Picture books which tell a story may be better at improving a toddler’s language skills than “educational” vocabulary books, a study has found. This is from the Telegraph…
Many parents buy vocabulary books, containing a series of images alongside simple words such as “apple” or “cat”, because they are advertised as helping children’s language development.
But researchers claim that story books, which contain equally simple language but tell a tale through detailed pictures, may be better suited to the task.
Books which have a proper narrative structure encourage parents to use more complex language and a greater number of tenses as they tell the story to their children, researchers explained.
In contrast vocabulary books, which contain a variety of images and words but no context or continuous story, restrict parents to using of more simple words and ideas as they turn each page.
Previous studies have established that mothers’ use of complex words can improve young children’s general language skills, command of narratives and abstract vocabulary.

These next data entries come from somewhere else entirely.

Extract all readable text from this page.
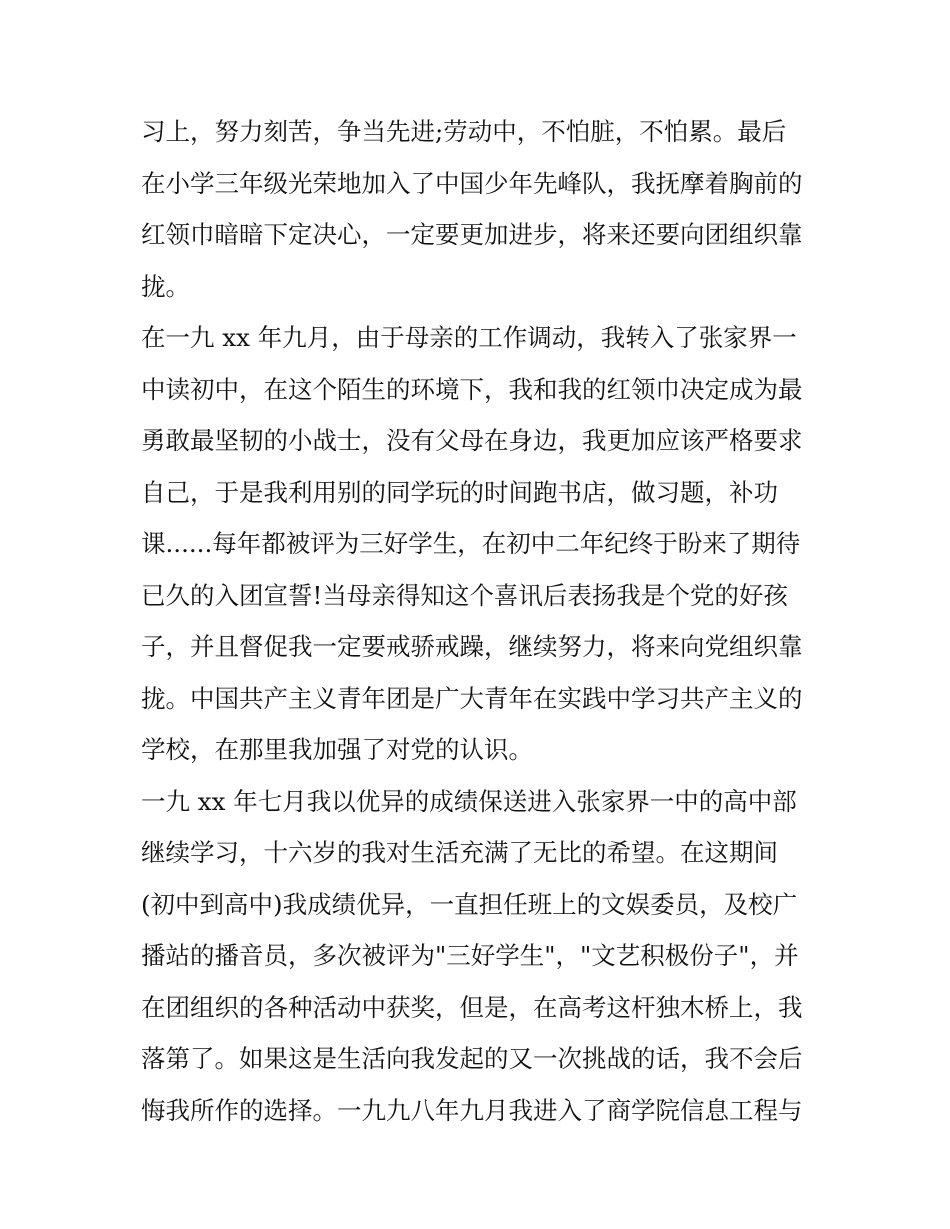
习上，努力刻苦，争当先进;劳动中，不怕脏，不怕累。最后
在小学三年级光荣地加入了中国少年先峰队，我抚摩着胸前的
红领巾暗暗下定决心，一定要更加进步，将来还要向团组织靠
拢。
在一九 xx 年九月，由于母亲的工作调动，我转入了张家界一
中读初中，在这个陌生的环境下，我和我的红领巾决定成为最
勇敢最坚韧的小战士，没有父母在身边，我更加应该严格要求
自己，于是我利用别的同学玩的时间跑书店，做习题，补功
课......每年都被评为三好学生，在初中二年纪终于盼来了期待
已久的入团宣誓!当母亲得知这个喜讯后表扬我是个党的好孩
子，并且督促我一定要戒骄戒躁，继续努力，将来向党组织靠
拢。中国共产主义青年团是广大青年在实践中学习共产主义的
学校，在那里我加强了对党的认识。
一九 xx 年七月我以优异的成绩保送进入张家界一中的高中部
继续学习，十六岁的我对生活充满了无比的希望。在这期间
(初中到高中)我成绩优异，一直担任班上的文娱委员，及校广
播站的播音员，多次被评为"三好学生"，"文艺积极份子"，并
在团组织的各种活动中获奖，但是，在高考这杆独木桥上，我
落第了。如果这是生活向我发起的又一次挑战的话，我不会后
悔我所作的选择。一九九八年九月我进入了商学院信息工程与
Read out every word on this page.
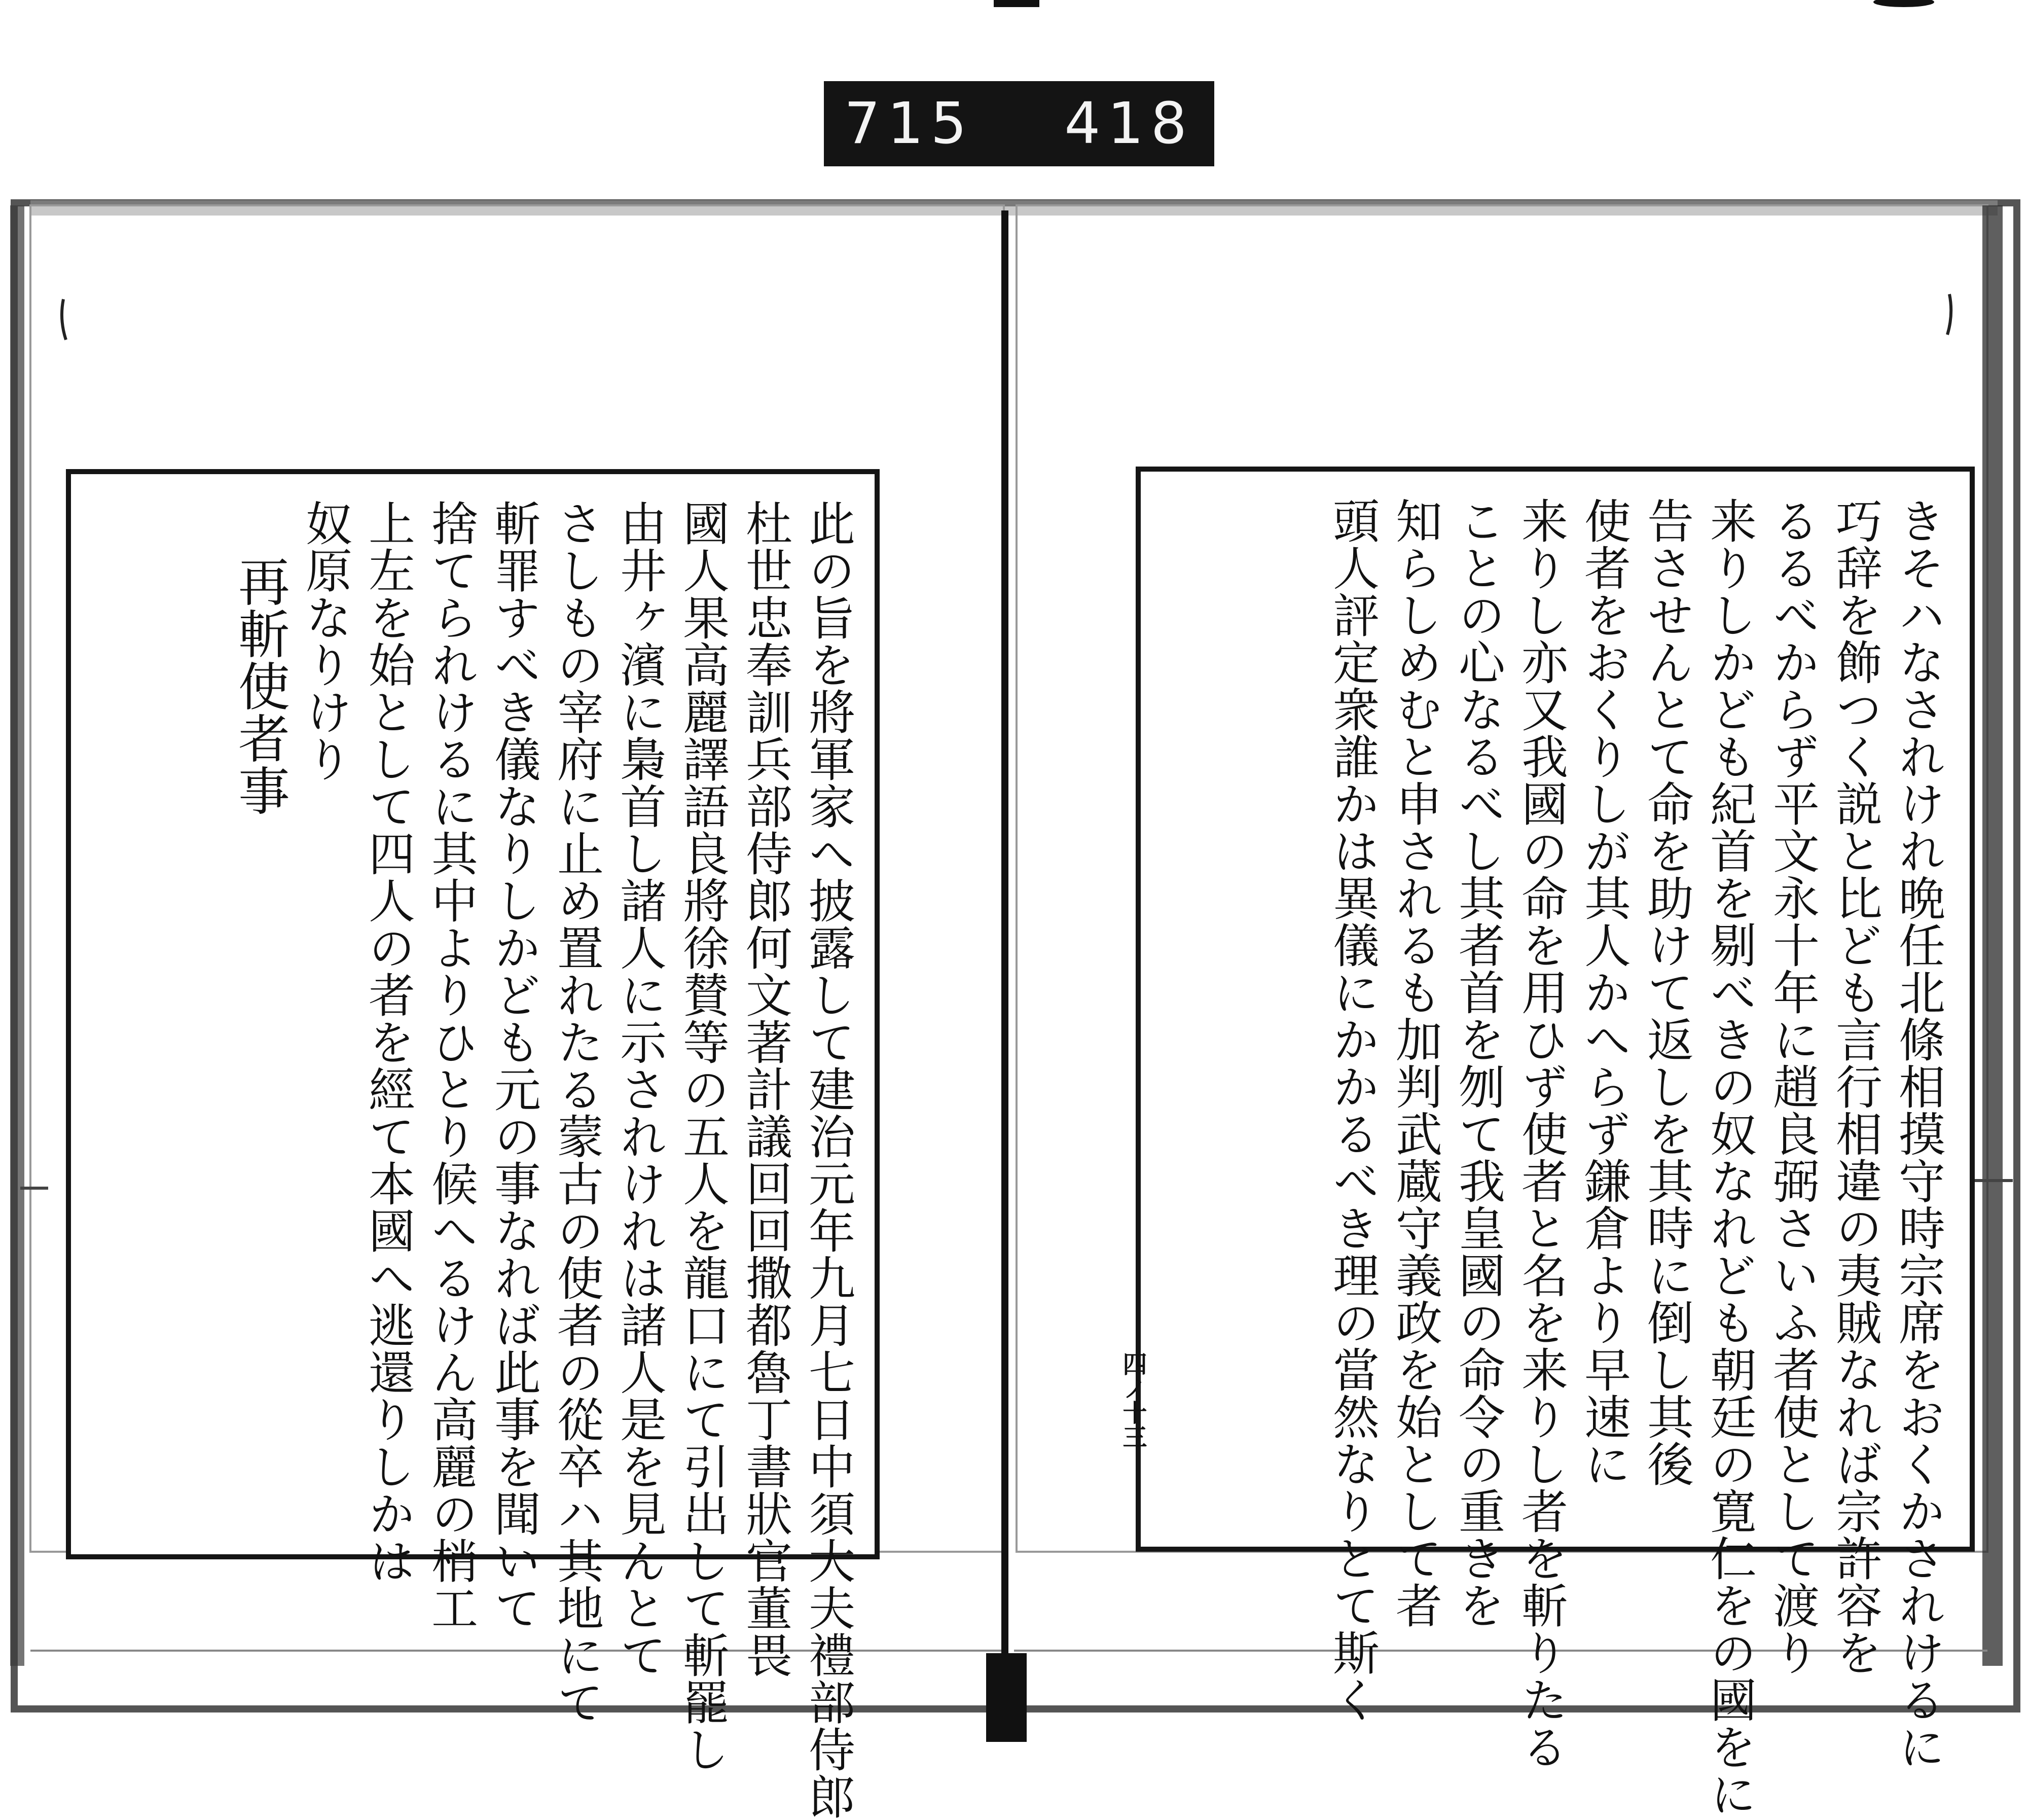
715 418
きそハなされけれ晩任北條相摸守時宗席をおくかされけるに
巧辞を飾つく説と比ども言行相違の夷賊なれば宗許容を
るるべからず平文永十年に趙良弼さいふ者使として渡り
来りしかども紀首を剔べきの奴なれども朝廷の寛仁をの國をに
告させんとて命を助けて返しを其時に倒し其後
使者をおくりしが其人かへらず鎌倉より早速に
来りし亦又我國の命を用ひず使者と名を来りし者を斬りたる
ことの心なるべし其者首を刎て我皇國の命令の重きを
知らしめむと申されるも加判武蔵守義政を始として者
頭人評定衆誰かは異儀にかかるべき理の當然なりとて斯く
四ノ十三
此の旨を將軍家へ披露して建治元年九月七日中須大夫禮部侍郎
杜世忠奉訓兵部侍郎何文著計議回回撒都魯丁書狀官董畏
國人果高麗譯語良將徐賛等の五人を龍口にて引出して斬罷し
由井ヶ濱に梟首し諸人に示されけれは諸人是を見んとて
さしもの宰府に止め置れたる蒙古の使者の從卒ハ其地にて
斬罪すべき儀なりしかども元の事なれば此事を聞いて
捨てられけるに其中よりひとり候へるけん高麗の梢工
上左を始として四人の者を經て本國へ逃還りしかは
奴原なりけり
再斬使者事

Researchers from the University of Waterloo in Ontario, Canada recorded 25 pairs of mothers and children as they read two picture books, one of which told a simple story through its images and one which contained pictures of animals but had no continuous narrative.
When reading the story books a quarter of mothers’ language was categorised as “complex”, for example using abstract terms or non-present tenses, compared with only 15 per cent while reading the vocabulary books.
Prof Daniela O’Neill, who led the study, said: “When reading the picture story, we would hear [mothers] say things such as ‘Where do you think the squirrel is going to go?’ or ‘We saw a squirrel this morning in the back yard’.
“But we didn’t hear this kind of complex talk as often with vocabulary books, where mentioning just the name of the animal, for example, was more common.”
The results, published in the First Language journal, show that story books could help toddlers prepare for school and should not be dismissed as “just for fun”, Prof O’Neill added.